Nearly all of these machines have BIST routines to run immediately before announcing a large payout. Some have BIST routines to run more or less continuously.

Gaming machines mostly don't need a lot of speed so many use pretty old technology. I'm pretty sure I've never seen one with an FPGA in it, at least in any critical area (though, in fairness, I've only looked at the innards of a few).

The systems tend to be bifurcated into two pieces: one part runs on a fairly standard low-end PC, generating the display, sound, flashing lights, etc.

The other part is the random-number generator stuff that actually decides when games are won or lost. This has its own dedicated CPU and the software runs directly from ROM. At least in the machines I looked at, this would have no problem in Blackhawk...or a satellite.

--
    Later,
    Jerry.

The universe is a figment of its own imagination.
Reply to
Jerry Coffin

An episode of "Breaking Vegas" on the History Channel called "Slot Scoundrel" was about someone who successfully cheated slot machines using electronics. They didn't detail how it was done, but the photos made it look like he use a probe on a piece of metal to hook into a JTAG connector and reprogram the random number generator.

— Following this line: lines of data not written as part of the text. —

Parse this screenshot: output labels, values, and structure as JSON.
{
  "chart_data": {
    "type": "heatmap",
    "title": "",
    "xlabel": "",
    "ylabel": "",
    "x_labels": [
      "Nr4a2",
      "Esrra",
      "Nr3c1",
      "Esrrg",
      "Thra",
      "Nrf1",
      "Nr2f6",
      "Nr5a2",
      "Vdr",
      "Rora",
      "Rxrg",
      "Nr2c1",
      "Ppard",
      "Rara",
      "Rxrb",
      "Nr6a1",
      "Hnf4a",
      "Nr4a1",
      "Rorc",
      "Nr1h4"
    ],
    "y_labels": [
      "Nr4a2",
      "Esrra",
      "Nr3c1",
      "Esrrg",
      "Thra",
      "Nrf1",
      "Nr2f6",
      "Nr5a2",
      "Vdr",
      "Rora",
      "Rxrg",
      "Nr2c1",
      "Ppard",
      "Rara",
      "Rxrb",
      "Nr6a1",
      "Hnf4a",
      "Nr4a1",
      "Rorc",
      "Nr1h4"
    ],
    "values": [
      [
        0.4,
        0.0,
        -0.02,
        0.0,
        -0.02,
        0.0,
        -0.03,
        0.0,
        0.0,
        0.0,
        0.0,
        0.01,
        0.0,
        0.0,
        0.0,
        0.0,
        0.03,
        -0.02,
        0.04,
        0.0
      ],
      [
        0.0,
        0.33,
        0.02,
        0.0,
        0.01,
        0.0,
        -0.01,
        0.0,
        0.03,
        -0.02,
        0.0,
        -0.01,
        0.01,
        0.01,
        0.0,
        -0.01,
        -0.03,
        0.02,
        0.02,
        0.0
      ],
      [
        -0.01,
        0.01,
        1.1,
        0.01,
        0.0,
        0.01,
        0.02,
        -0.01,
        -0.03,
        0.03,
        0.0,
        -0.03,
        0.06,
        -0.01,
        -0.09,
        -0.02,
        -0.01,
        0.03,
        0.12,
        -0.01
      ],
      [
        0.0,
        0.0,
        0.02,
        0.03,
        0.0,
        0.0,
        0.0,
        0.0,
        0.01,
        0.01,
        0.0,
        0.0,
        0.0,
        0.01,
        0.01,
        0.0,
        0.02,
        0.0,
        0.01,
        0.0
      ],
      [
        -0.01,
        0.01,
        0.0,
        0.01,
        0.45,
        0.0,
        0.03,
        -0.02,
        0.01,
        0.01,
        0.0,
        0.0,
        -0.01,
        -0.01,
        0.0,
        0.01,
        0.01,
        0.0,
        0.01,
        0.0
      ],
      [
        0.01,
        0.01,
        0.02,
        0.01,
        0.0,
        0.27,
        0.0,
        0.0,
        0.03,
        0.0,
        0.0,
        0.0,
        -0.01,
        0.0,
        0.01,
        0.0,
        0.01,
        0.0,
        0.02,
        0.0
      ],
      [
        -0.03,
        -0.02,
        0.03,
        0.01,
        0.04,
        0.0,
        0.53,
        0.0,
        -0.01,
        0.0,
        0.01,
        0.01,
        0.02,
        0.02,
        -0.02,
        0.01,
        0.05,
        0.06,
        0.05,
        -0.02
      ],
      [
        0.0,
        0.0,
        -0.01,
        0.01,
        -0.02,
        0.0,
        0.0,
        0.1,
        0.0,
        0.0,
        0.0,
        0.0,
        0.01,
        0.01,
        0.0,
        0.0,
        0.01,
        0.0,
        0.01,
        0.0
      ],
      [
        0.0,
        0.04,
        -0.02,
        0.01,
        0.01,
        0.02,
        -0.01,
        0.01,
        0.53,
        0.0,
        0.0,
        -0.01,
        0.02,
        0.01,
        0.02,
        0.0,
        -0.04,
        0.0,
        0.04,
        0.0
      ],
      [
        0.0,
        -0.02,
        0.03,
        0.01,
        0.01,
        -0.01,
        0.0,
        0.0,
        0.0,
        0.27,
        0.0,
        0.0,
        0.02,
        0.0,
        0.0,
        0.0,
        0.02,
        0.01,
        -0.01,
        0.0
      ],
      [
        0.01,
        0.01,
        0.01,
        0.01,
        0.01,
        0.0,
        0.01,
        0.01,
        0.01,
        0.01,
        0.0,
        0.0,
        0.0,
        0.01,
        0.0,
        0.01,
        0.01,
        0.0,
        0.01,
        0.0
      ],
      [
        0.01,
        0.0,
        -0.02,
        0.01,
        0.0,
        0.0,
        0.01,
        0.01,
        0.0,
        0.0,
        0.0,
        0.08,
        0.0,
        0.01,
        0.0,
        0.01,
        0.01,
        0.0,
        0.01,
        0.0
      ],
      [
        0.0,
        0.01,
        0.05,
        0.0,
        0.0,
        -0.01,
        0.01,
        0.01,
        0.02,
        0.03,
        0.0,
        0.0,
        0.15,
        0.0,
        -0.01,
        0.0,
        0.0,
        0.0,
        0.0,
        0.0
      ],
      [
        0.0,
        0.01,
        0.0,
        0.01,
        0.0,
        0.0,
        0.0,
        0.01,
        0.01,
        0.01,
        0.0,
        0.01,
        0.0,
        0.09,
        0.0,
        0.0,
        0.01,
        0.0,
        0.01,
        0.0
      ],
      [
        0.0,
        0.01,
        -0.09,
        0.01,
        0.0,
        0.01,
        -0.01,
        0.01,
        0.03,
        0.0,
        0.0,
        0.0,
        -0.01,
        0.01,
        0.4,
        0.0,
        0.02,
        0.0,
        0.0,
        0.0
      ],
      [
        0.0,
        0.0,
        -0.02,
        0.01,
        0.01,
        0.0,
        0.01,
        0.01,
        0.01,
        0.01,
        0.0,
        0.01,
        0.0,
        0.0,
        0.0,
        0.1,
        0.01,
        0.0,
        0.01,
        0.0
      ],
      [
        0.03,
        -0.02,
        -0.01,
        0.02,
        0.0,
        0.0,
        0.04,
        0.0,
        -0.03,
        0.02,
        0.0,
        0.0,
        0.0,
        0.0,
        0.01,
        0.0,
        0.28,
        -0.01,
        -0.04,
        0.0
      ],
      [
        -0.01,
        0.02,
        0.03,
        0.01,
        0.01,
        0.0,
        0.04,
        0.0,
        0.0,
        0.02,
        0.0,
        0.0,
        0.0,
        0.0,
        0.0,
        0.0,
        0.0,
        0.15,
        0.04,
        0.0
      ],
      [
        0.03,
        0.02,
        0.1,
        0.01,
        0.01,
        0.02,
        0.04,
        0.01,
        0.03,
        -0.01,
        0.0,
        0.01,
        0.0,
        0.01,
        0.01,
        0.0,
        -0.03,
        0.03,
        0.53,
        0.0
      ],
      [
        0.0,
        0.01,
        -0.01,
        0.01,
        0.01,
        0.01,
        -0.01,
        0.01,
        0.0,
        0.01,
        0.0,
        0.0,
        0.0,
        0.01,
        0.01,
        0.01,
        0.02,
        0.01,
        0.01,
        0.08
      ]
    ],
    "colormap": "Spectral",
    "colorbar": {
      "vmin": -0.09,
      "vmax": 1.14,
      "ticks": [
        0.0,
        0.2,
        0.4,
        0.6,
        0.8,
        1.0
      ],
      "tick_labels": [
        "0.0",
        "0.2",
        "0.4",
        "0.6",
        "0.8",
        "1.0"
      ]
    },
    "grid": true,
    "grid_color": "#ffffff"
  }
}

One view had a big picture of a Xilinx chip, but this may have been creative license of the show producer.

The casino investigated, found the machine to be fine and paid out. He was turned in by an accomplice.

Alan Nishioka

Reply to
Alan Nishioka
[ ... ]

That's hard to say with any certainty -- the ones I've seen didn't use anything that was re-programmable after the fact without swapping out parts, but there are a lot of designs out there, and I've only looked at a couple of them.

I can imagine an FPGA for something like the glue logic to get their weird peripherals to talk to the computer -- they have lots of flashers and stuff that nearly nobody else on earth ever has or probably ever will want to connect to their windows box.

In the PRNG itself, however, I'm left wondering what they'd do with an FPGA if they did have one. Their performance requirements are minimal, and the requirements are nearly carved in stone, so they practically never change.

The instances of which I'm aware that people cheated relatively successfully have involved electronics they put next to the machine, not something where they modified the machine internally at all. Oddly enough, however, they weren't particularly forthcoming with details about how they worked either...

--
    Later,
    Jerry.

The universe is a figment of its own imagination.